Total spent on trail:
We spent $13,280.98 or $6,640.49 per person. This breaks down to just over $3 per mile per person. This was within the range we budgeted for but does not include gear purchased before the trip. We had been accumulating gear for several years prior when Eric worked at an REI. This does include monthly bills like travel insurance, phone plans, and car insurance along with streaming services that include Spotify, Netflix, and Audible.

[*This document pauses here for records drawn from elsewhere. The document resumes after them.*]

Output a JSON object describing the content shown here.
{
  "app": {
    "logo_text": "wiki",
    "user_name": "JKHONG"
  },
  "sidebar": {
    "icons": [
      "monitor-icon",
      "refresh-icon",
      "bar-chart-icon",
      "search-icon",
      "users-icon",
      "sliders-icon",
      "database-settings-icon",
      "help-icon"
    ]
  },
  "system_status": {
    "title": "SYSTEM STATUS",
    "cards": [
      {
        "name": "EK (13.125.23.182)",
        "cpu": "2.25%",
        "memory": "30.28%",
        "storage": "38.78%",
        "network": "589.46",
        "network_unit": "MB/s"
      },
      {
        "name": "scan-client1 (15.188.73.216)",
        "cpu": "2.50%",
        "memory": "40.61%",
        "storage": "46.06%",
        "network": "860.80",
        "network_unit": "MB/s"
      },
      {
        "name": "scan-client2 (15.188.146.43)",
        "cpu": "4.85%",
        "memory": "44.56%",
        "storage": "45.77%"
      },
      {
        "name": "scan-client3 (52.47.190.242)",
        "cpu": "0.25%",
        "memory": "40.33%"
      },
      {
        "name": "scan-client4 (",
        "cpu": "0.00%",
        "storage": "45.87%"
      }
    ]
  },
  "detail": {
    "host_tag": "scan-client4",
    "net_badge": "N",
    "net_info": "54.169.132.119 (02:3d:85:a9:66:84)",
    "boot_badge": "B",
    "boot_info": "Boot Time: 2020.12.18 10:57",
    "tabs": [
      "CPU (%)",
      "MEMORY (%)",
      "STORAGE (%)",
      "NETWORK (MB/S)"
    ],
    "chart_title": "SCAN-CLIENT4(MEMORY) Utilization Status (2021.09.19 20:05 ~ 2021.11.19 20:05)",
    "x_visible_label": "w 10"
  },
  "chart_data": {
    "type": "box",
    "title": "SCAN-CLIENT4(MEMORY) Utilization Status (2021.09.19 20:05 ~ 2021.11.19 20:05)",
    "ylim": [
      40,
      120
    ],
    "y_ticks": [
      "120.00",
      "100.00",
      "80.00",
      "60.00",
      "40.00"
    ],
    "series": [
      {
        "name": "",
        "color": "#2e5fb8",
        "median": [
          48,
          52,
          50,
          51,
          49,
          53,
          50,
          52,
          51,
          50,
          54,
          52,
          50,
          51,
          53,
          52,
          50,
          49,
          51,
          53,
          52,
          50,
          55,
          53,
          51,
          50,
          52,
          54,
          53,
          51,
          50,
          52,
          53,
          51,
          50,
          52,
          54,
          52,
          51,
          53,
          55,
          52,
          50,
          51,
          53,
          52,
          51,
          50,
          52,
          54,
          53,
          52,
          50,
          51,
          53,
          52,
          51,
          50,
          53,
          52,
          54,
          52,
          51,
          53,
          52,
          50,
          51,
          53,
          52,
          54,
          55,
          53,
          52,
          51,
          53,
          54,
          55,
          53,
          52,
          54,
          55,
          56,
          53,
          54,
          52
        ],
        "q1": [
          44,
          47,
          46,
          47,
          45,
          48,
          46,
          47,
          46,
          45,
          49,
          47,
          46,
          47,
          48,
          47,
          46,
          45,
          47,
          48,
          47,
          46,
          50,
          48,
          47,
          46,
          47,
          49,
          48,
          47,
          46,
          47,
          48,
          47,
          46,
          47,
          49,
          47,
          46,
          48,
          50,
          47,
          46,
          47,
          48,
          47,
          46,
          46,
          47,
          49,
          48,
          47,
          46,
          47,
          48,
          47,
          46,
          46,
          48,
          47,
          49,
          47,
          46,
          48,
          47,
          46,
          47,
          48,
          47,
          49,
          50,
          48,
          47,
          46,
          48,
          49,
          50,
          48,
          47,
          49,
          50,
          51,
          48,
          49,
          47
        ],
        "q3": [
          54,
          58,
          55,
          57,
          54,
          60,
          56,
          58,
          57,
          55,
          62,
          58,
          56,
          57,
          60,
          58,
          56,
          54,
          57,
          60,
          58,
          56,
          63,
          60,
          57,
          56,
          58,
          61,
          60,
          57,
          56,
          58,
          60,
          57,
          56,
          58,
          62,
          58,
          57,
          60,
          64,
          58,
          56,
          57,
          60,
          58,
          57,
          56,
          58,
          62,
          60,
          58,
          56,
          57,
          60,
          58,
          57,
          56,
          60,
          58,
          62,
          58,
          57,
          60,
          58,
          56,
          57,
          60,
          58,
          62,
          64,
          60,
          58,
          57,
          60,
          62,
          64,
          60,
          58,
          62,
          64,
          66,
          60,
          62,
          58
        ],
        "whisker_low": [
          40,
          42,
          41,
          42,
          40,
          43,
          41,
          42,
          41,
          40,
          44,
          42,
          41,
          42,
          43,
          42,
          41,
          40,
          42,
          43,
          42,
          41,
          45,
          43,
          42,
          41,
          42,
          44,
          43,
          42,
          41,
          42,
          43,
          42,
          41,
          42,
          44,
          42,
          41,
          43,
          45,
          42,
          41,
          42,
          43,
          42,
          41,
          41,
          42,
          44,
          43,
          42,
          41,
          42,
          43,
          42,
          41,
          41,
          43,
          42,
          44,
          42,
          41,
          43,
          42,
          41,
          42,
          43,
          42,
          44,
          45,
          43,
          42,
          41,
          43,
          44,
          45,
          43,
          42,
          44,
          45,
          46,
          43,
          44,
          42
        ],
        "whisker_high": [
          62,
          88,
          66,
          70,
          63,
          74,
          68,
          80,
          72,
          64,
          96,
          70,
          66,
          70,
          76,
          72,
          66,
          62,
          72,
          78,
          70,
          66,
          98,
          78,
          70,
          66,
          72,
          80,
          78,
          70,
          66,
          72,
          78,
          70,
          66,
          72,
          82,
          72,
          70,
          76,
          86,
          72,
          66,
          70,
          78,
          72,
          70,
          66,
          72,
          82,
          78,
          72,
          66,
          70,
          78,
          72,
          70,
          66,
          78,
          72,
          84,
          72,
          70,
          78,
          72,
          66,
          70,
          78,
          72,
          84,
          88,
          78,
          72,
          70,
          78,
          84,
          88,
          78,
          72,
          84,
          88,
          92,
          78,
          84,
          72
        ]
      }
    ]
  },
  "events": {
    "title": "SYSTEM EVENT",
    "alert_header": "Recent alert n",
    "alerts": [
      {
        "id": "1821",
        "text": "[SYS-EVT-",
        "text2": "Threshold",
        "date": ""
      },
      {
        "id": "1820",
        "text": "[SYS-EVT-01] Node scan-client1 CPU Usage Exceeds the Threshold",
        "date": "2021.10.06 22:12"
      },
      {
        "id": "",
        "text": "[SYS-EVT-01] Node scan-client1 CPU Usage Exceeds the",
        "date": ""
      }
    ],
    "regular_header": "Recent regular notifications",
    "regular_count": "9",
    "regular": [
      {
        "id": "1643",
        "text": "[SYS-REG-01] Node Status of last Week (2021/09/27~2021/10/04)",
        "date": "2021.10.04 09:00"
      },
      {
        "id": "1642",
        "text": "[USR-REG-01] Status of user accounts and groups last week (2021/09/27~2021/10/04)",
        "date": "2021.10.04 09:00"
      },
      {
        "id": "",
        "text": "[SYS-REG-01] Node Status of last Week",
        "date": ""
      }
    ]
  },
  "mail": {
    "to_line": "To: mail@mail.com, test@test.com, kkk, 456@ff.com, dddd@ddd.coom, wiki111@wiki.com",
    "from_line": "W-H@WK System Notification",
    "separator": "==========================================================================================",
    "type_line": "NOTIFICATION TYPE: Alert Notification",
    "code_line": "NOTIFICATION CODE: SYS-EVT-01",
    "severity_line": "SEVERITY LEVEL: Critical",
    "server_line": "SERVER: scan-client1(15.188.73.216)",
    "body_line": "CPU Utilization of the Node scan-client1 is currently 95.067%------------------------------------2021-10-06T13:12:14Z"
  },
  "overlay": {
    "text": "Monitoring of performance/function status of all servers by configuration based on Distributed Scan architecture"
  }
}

We have enjoyed reading many other 2022 thru-hikers providing their final thoughts. We’re also excited to see the 2023 thru-hikers making their announcements and introductions. Thru-hiking is truly an amazing experience that is unique to each person. We hope this information helps those who are getting ready to embark on a journey of a lifetime. Some words of advice: try to embrace and enjoy every moment on the trail because it will be over before you know it and of course hike your own hike!